Les lieux constitutifs du territoire de la bastide de Ranmar au bas Moyen Âge.
Le territoire de la bastide de Ranmar se situe au bout des Basses-Plaines de l'Aude en direction de Gruissan à proximité de territoires (le fief de la Leigne, le lieu-dit le Bruguier, le tènement des Olieux et la dévèze de Navoute) dont les limites nous ont été décrites.
- XIIIe - XIVe siècles
- Les invariants
- Le Pech Ranmar, podio vocato de Ranmar, qui a donné son nom au domaine
- La source salée, Fons Salsus
- Le chemin de Narbonne à Gruissan, carriere de Gruyssan
- Les variants
- L'étang Sesquière, Stagnum Cescheyra
- L'étang Comtesse, Stagnum Contessa
Les confronts
En 1352, le territoire de la bastide de Rieumar est décrit de la manière suivante:
"Confronte le tout de midi avec l'étang de Conilhac, d'auta avec la montagne del Lec et avec le chemin de Gruissan, d'aquilon avec l'étang Comtesse, de cers avec l'étang Cescheyra, plus deux condamines au terroir de Cité à la Leinhe"
Les repères oubliés
La source salée (fontaine salée)
- Palanquissa (de palanque)
- Palissade faite de troncs plantés dans le sol de manière jointive.
Il s'agit ici d'un petit canal qui portait ce nom. "aculea vocata Palanquissa"
Au nord, se trouve la draye de la Clape qui a pris de nos jours le nom de chemin du milieu.
Au XVIIe siècle, ce lieu sera connu sous le nom de "Pas de la Palanquisse" ce qui signifie gué, passage de la Palanquisse.
Marqueur important du domaine de Capitoul, cette source est mentionnée au XIVe siècle en tant que repère (usque ad fontem Salsum exclusive et versus Loniam, 1396).

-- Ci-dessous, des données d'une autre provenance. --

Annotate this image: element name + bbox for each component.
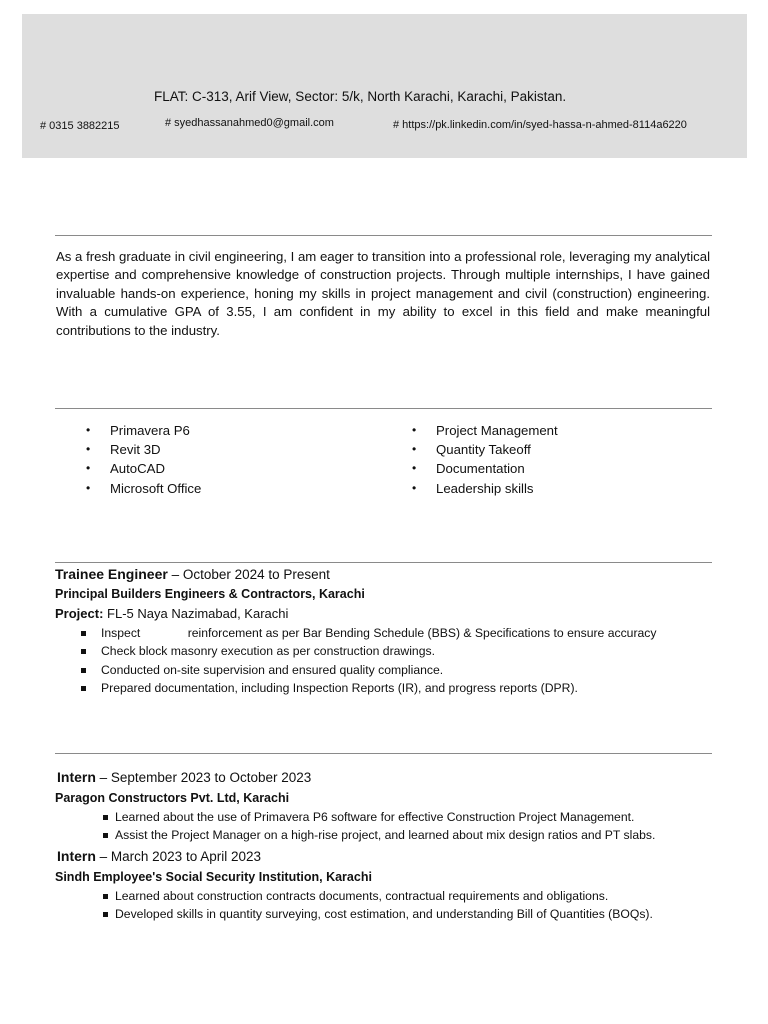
phone-number: # 0315 3882215: [40, 120, 120, 132]
internship-company: Sindh Employee's Social Security Institution, Karachi: [55, 870, 372, 884]
job-project: [55, 606, 288, 621]
project-value: FL-5 Naya Nazimabad, Karachi: [103, 606, 289, 621]
skill-item: • Leadership skills: [412, 480, 534, 496]
summary-paragraph: As a fresh graduate in civil engineering, I am eager to transition into a professional role, leveraging my analytical expertise and comprehensive knowledge of construction projects. Through multiple internships, I have gained invaluable hands-on experience, honing my skills in project management and civil (construction) engineering. With a cumulative GPA of 3.55, I am confident in my ability to excel in this field and make meaningful contributions to the industry.: [56, 249, 710, 338]
contact-header: [22, 14, 747, 158]
job-company: Principal Builders Engineers & Contractors, Karachi: [55, 587, 365, 601]
task-item: Developed skills in quantity surveying, cost estimation, and understanding Bill of Quantities (BOQs).: [115, 905, 653, 923]
address-text: FLAT: C-313, Arif View, Sector: 5/k, North Karachi, Karachi, Pakistan.: [154, 89, 567, 104]
internship-task-list: [115, 808, 655, 845]
internship-period: – March 2023 to April 2023: [95, 849, 261, 864]
task-item: Learned about construction contracts documents, contractual requirements and obligations.: [115, 887, 653, 905]
internship-title-line: [57, 769, 311, 785]
job-title-line: [55, 566, 330, 582]
skills-list-left: [86, 421, 202, 498]
section-divider: [55, 408, 712, 409]
section-divider: [55, 753, 712, 754]
skill-item: • Revit 3D: [86, 442, 161, 458]
internship-task-list: [115, 887, 653, 924]
job-role: Trainee Engineer: [55, 566, 168, 582]
job-task-list: [101, 624, 656, 698]
task-item: Prepared documentation, including Inspection Reports (IR), and progress reports (DPR).: [101, 679, 656, 697]
internship-role: Intern: [57, 848, 96, 864]
skill-item: • Primavera P6: [86, 423, 190, 438]
skill-item: • Quantity Takeoff: [412, 442, 531, 458]
linkedin-link[interactable]: # https://pk.linkedin.com/in/syed-hassa-n-ahmed-8114a6220: [393, 119, 687, 131]
project-label: Project:: [55, 606, 104, 621]
skills-list-right: [412, 421, 558, 498]
task-item: Assist the Project Manager on a high-rise project, and learned about mix design ratios and PT slabs.: [115, 826, 655, 844]
internship-title-line: [57, 848, 261, 864]
skill-item: • Microsoft Office: [86, 480, 202, 496]
email-address[interactable]: # syedhassanahmed0@gmail.com: [165, 117, 334, 129]
internship-period: – September 2023 to October 2023: [95, 770, 312, 785]
internship-company: Paragon Constructors Pvt. Ltd, Karachi: [55, 791, 290, 805]
job-period: – October 2024 to Present: [167, 567, 330, 582]
skill-item: • Project Management: [412, 423, 558, 438]
task-item: Conducted on-site supervision and ensured quality compliance.: [101, 661, 656, 679]
section-divider: [55, 562, 712, 563]
task-item: Inspect reinforcement as per Bar Bending Schedule (BBS) & Specifications to ensure accuracy: [101, 624, 656, 642]
section-divider: [55, 235, 712, 236]
task-item: Check block masonry execution as per construction drawings.: [101, 642, 656, 660]
internship-role: Intern: [57, 769, 96, 785]
task-item: Learned about the use of Primavera P6 software for effective Construction Project Management.: [115, 808, 655, 826]
skill-item: • Documentation: [412, 461, 525, 477]
skill-item: • AutoCAD: [86, 461, 165, 477]
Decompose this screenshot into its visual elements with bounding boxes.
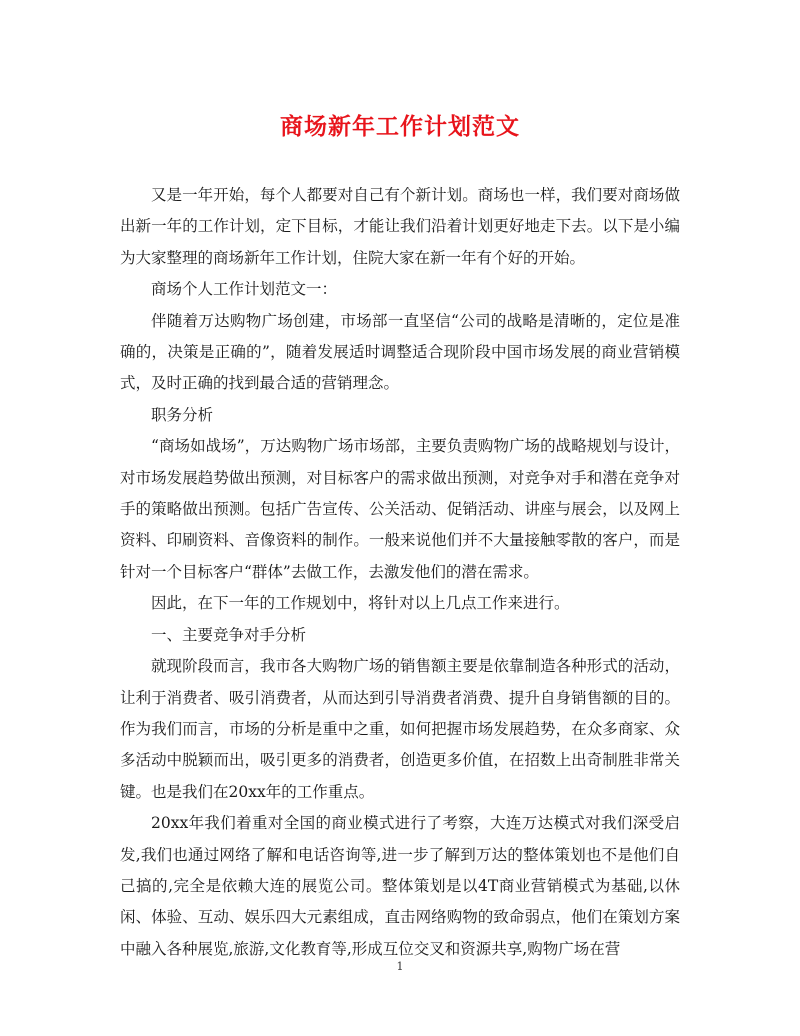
section-heading-job-analysis: 职务分析: [151, 405, 214, 424]
intro-paragraph: 又是一年开始，每个人都要对自己有个新计划。商场也一样，我们要对商场做出新一年的工作计划，定下目标，才能让我们沿着计划更好地走下去。以下是小编为大家整理的商场新年工作计划，住院大家在新一年有个好的开始。: [120, 186, 680, 267]
document-body: [120, 180, 680, 965]
body-paragraph: 就现阶段而言，我市各大购物广场的销售额主要是依靠制造各种形式的活动，让利于消费者、吸引消费者，从而达到引导消费者消费、提升自身销售额的目的。作为我们而言，市场的分析是重中之重，如何把握市场发展趋势，在众多商家、众多活动中脱颖而出，吸引更多的消费者，创造更多价值，在招数上出奇制胜非常关键。也是我们在20xx年的工作重点。: [120, 657, 680, 801]
body-paragraph: 伴随着万达购物广场创建，市场部一直坚信“公司的战略是清晰的，定位是准确的，决策是正确的”，随着发展适时调整适合现阶段中国市场发展的商业营销模式，及时正确的找到最合适的营销理念。: [120, 311, 680, 393]
section-heading-competitor-analysis: 一、主要竞争对手分析: [151, 625, 307, 644]
document-title: 商场新年工作计划范文: [280, 113, 520, 140]
body-paragraph: 20xx年我们着重对全国的商业模式进行了考察，大连万达模式对我们深受启发,我们也通过网络了解和电话咨询等,进一步了解到万达的整体策划也不是他们自己搞的,完全是依赖大连的展览公司。整体策划是以4T商业营销模式为基础,以休闲、体验、互动、娱乐四大元素组成，直击网络购物的致命弱点，他们在策划方案中融入各种展览,旅游,文化教育等,形成互位交叉和资源共享,购物广场在营: [120, 814, 680, 958]
page-number: 1: [396, 960, 404, 973]
body-paragraph: 因此，在下一年的工作规划中，将针对以上几点工作来进行。: [151, 594, 570, 613]
body-paragraph: “商场如战场”，万达购物广场市场部，主要负责购物广场的战略规划与设计，对市场发展趋势做出预测，对目标客户的需求做出预测，对竞争对手和潜在竞争对手的策略做出预测。包括广告宣传、公关活动、促销活动、讲座与展会，以及网上资料、印刷资料、音像资料的制作。一般来说他们并不大量接触零散的客户，而是针对一个目标客户“群体”去做工作，去激发他们的潜在需求。: [120, 437, 680, 581]
section-heading-sample-one: 商场个人工作计划范文一：: [151, 280, 338, 299]
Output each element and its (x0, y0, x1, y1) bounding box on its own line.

Elle continuera de l'être jusqu'au XIXe siècle avant d'être peu à peu oubliée.
"Item dicti domini tractatores voluerunt quod fons Salsus, prout confrontatur cum dicto terminali de Bruguerio et
de altano cum tenentia bastide Raymundi de Lacu,
de circio cum Palanquissa,
de meridie cum stagno vocato Campinhol,
de aquilone cum Joncari, sit et remaneat de territorio Narbone...
Archives communales de l'Aude série AA f°53, 1396
Le pech Ranmar
L'appelation "Pech Ranmar" se retrouve dans les textes jusqu'au milieu du XIVe siècle comme élément de repère. Cette trace se perd par la suite et le pech n'est plus utilisé dans les descriptions du territoire.
"... et a dicta bosola ad bosolam que est affixa in pede podii vocati Ranmar subtus bastidam domini Beinardi de Ruppefixa, legum doctoris, que olim fuit Jacobi Bandonis, et deinde sequendo bosolas usque ad iter seu viam publicam per quam itur apud Gruyssanum ...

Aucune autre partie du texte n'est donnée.